You might smirk and say what an improbable story. Of course, it is an improbable story today, but do not forget that people said the same about aeroplanes at some time in the not too distant past. Who knows, maybe a few generations from today, someone may come to meet me in the 21st century.

An expertly woven story from our childhood fantasies. The manuscript does need a little work on editing.

Book Reviews by a Pioneer: Blue Eagle by Sharada Kolluru

Neil Randhawa, an Italian of Indian origin, finds himself in a Delhi Police station, trying to locate Blue Eagle – a wine that he lost at Delhi airport. What is special about this wine? A stranger successfully bid half a million US Dollars for the 1988 vintage, died the same evening of snake bite at the vineyard where Neil works and was also the auctioneer. The dying man extracted a promise from Neil to offer the wine to Lord Kal Bhairav in Ujjain.

Moe Kyaw Somani, a young Burmese Indian, also lands at the same police station, having lost her 12th grade certificates, without which her dream of studying in Lady Shri Ram College will remain just that – a dream, for which she has travelled all the way from Yangon.

The two narrate the stories of their lives in their birth countries to the sympathetic inspector, who decides to help them. The two young people come together in their search. Is it any surprise, then, that soon sparks begin to fly!

Sounds like another version of the Bollywood film Jab We Met, or many similar stories seen on screen. But I am not complaining. The storytelling is fast paced, the setting is different, and I just love a good old-fashioned romance – this one is inter-continental – so I got to travel a lot from the comfort of my armchair – Italy, the vineyards, Myanmar, and my favourite – Italian food. It was a magical journey expertly woven through words.

If you are looking for a fun fast-paced read over the weekend, then this rom-com is perfect. What I thought could have been toned down – a couple of pages of explicit physical intimacy. As my literary agent friend Lalitha keeps telling me, “Sanjay… show… not tell.”

Book Reviews by a Pioneer: Halfway Fates by Deepali Bajaj

Genre: Romance
Rating: 3.5/5

Suraj is a happy go lucky young man studying in college. He, Raghav – his roommate and friend, Mira – whom he loves, and Deepti – another close friend with whom he can share his secrets, are fun-filled college students. They attend lectures, sometime bunk classes, go out for parties, attend socials, play pranks, go for drives, get drunk also.

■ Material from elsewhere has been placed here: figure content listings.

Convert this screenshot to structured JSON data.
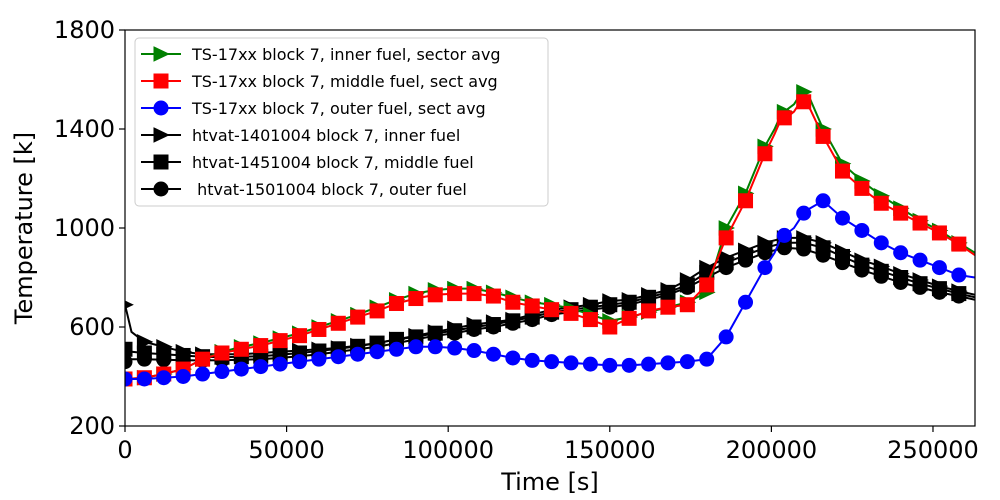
{
  "chart_data": {
    "type": "line",
    "title": "",
    "xlabel": "Time [s]",
    "ylabel": "Temperature [k]",
    "xlim": [
      0,
      263000
    ],
    "ylim": [
      200,
      1800
    ],
    "xticks": [
      0,
      50000,
      100000,
      150000,
      200000,
      250000
    ],
    "xtick_labels": [
      "0",
      "50000",
      "100000",
      "150000",
      "200000",
      "250000"
    ],
    "yticks": [
      200,
      600,
      1000,
      1400,
      1800
    ],
    "ytick_labels": [
      "200",
      "600",
      "1000",
      "1400",
      "1800"
    ],
    "grid": false,
    "legend_position": "upper-left",
    "series": [
      {
        "name": "TS-17xx block 7, inner fuel, sector avg",
        "color": "#008000",
        "marker": "triangle-right",
        "x": [
          0,
          6000,
          12000,
          18000,
          24000,
          30000,
          36000,
          42000,
          48000,
          54000,
          60000,
          66000,
          72000,
          78000,
          84000,
          90000,
          96000,
          102000,
          108000,
          114000,
          120000,
          126000,
          132000,
          138000,
          144000,
          150000,
          156000,
          162000,
          168000,
          174000,
          180000,
          186000,
          192000,
          198000,
          201000,
          203000,
          204000,
          205000,
          206000,
          207000,
          208000,
          209000,
          210000,
          212000,
          216000,
          222000,
          228000,
          234000,
          240000,
          246000,
          252000,
          258000,
          263000
        ],
        "y": [
          390,
          395,
          410,
          430,
          470,
          500,
          520,
          535,
          555,
          575,
          600,
          625,
          650,
          680,
          710,
          735,
          750,
          755,
          755,
          740,
          720,
          700,
          690,
          675,
          650,
          625,
          640,
          660,
          680,
          700,
          740,
          1000,
          1140,
          1330,
          1400,
          1460,
          1470,
          1480,
          1490,
          1500,
          1520,
          1540,
          1550,
          1520,
          1400,
          1260,
          1190,
          1130,
          1080,
          1030,
          990,
          940,
          900
        ]
      },
      {
        "name": "TS-17xx block 7, middle fuel, sect avg",
        "color": "#ff0000",
        "marker": "square",
        "x": [
          0,
          6000,
          12000,
          18000,
          24000,
          30000,
          36000,
          42000,
          48000,
          54000,
          60000,
          66000,
          72000,
          78000,
          84000,
          90000,
          96000,
          102000,
          108000,
          114000,
          120000,
          126000,
          132000,
          138000,
          144000,
          150000,
          156000,
          162000,
          168000,
          174000,
          180000,
          186000,
          192000,
          198000,
          201000,
          203000,
          204000,
          205000,
          206000,
          207000,
          208000,
          209000,
          210000,
          212000,
          216000,
          222000,
          228000,
          234000,
          240000,
          246000,
          252000,
          258000,
          263000
        ],
        "y": [
          390,
          395,
          410,
          430,
          470,
          495,
          510,
          525,
          545,
          565,
          590,
          615,
          640,
          665,
          695,
          715,
          730,
          735,
          735,
          725,
          700,
          685,
          670,
          655,
          630,
          600,
          635,
          665,
          680,
          690,
          770,
          960,
          1110,
          1300,
          1380,
          1440,
          1445,
          1450,
          1460,
          1470,
          1490,
          1500,
          1510,
          1480,
          1370,
          1230,
          1160,
          1100,
          1060,
          1020,
          980,
          935,
          890
        ]
      },
      {
        "name": "TS-17xx block 7, outer fuel, sect avg",
        "color": "#0000ff",
        "marker": "circle",
        "x": [
          0,
          6000,
          12000,
          18000,
          24000,
          30000,
          36000,
          42000,
          48000,
          54000,
          60000,
          66000,
          72000,
          78000,
          84000,
          90000,
          96000,
          102000,
          108000,
          114000,
          120000,
          126000,
          132000,
          138000,
          144000,
          150000,
          156000,
          162000,
          168000,
          174000,
          180000,
          186000,
          192000,
          198000,
          201000,
          203000,
          204000,
          205000,
          206000,
          207000,
          208000,
          209000,
          210000,
          212000,
          216000,
          222000,
          228000,
          234000,
          240000,
          246000,
          252000,
          258000,
          263000
        ],
        "y": [
          390,
          390,
          395,
          400,
          410,
          420,
          430,
          440,
          450,
          460,
          470,
          480,
          490,
          500,
          510,
          520,
          520,
          515,
          505,
          490,
          475,
          465,
          460,
          455,
          450,
          445,
          445,
          450,
          455,
          460,
          470,
          560,
          700,
          840,
          900,
          960,
          970,
          980,
          990,
          1000,
          1020,
          1040,
          1060,
          1080,
          1110,
          1040,
          990,
          940,
          900,
          870,
          840,
          810,
          800
        ]
      },
      {
        "name": "htvat-1401004 block 7, inner fuel",
        "color": "#000000",
        "marker": "triangle-right",
        "x": [
          0,
          2000,
          6000,
          12000,
          18000,
          24000,
          30000,
          36000,
          42000,
          48000,
          54000,
          60000,
          66000,
          72000,
          78000,
          84000,
          90000,
          96000,
          102000,
          108000,
          114000,
          120000,
          126000,
          132000,
          138000,
          144000,
          150000,
          156000,
          162000,
          168000,
          174000,
          180000,
          186000,
          192000,
          198000,
          204000,
          210000,
          216000,
          222000,
          228000,
          234000,
          240000,
          246000,
          252000,
          258000,
          263000
        ],
        "y": [
          690,
          580,
          540,
          520,
          500,
          490,
          490,
          490,
          495,
          500,
          505,
          510,
          515,
          525,
          535,
          550,
          565,
          580,
          595,
          610,
          620,
          630,
          650,
          670,
          680,
          690,
          705,
          710,
          730,
          750,
          790,
          840,
          880,
          910,
          940,
          960,
          960,
          940,
          905,
          870,
          845,
          815,
          790,
          765,
          745,
          730
        ]
      },
      {
        "name": "htvat-1451004 block 7, middle fuel",
        "color": "#000000",
        "marker": "square",
        "x": [
          0,
          2000,
          6000,
          12000,
          18000,
          24000,
          30000,
          36000,
          42000,
          48000,
          54000,
          60000,
          66000,
          72000,
          78000,
          84000,
          90000,
          96000,
          102000,
          108000,
          114000,
          120000,
          126000,
          132000,
          138000,
          144000,
          150000,
          156000,
          162000,
          168000,
          174000,
          180000,
          186000,
          192000,
          198000,
          204000,
          210000,
          216000,
          222000,
          228000,
          234000,
          240000,
          246000,
          252000,
          258000,
          263000
        ],
        "y": [
          510,
          500,
          495,
          490,
          485,
          480,
          478,
          480,
          482,
          488,
          495,
          503,
          512,
          522,
          535,
          550,
          560,
          575,
          585,
          600,
          610,
          625,
          640,
          660,
          670,
          680,
          690,
          700,
          720,
          740,
          770,
          820,
          860,
          890,
          920,
          940,
          940,
          920,
          885,
          850,
          825,
          800,
          775,
          755,
          735,
          720
        ]
      },
      {
        "name": " htvat-1501004 block 7, outer fuel",
        "color": "#000000",
        "marker": "circle",
        "x": [
          0,
          2000,
          6000,
          12000,
          18000,
          24000,
          30000,
          36000,
          42000,
          48000,
          54000,
          60000,
          66000,
          72000,
          78000,
          84000,
          90000,
          96000,
          102000,
          108000,
          114000,
          120000,
          126000,
          132000,
          138000,
          144000,
          150000,
          156000,
          162000,
          168000,
          174000,
          180000,
          186000,
          192000,
          198000,
          204000,
          210000,
          216000,
          222000,
          228000,
          234000,
          240000,
          246000,
          252000,
          258000,
          263000
        ],
        "y": [
          460,
          470,
          470,
          468,
          466,
          465,
          466,
          468,
          470,
          475,
          482,
          490,
          500,
          510,
          520,
          535,
          550,
          565,
          575,
          590,
          600,
          615,
          630,
          650,
          660,
          670,
          680,
          690,
          710,
          730,
          760,
          800,
          840,
          870,
          900,
          920,
          915,
          890,
          860,
          830,
          805,
          780,
          760,
          740,
          725,
          710
        ]
      }
    ]
  }
}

Suraj also has vivid dreams about a young girl Mithi. This girl is in love with Siddharth, and they both appear to be heading towards a forever life together. Suraj is perplexed – he has never met Mithi or Siddharth. Why does he dream about them? Is there a past connection?
The story moves in two parallel tracks – that of Suraj, Mira, Deepti, and Raghav in the present; Siddharth and Mithi in the past through Suraj’s dreams. Will the two stories merge?

This is an interesting novella, well written. I kept turning the pages to unravel the mystery. The unfolding – it comes almost in the end – was a surprise to me. I could not guess it throughout the book.

One aspect of the book is a let down – weak editing. There are grammatical and spelling errors throughout the manuscript. I hope the author takes care of this in subsequent editions, and future works.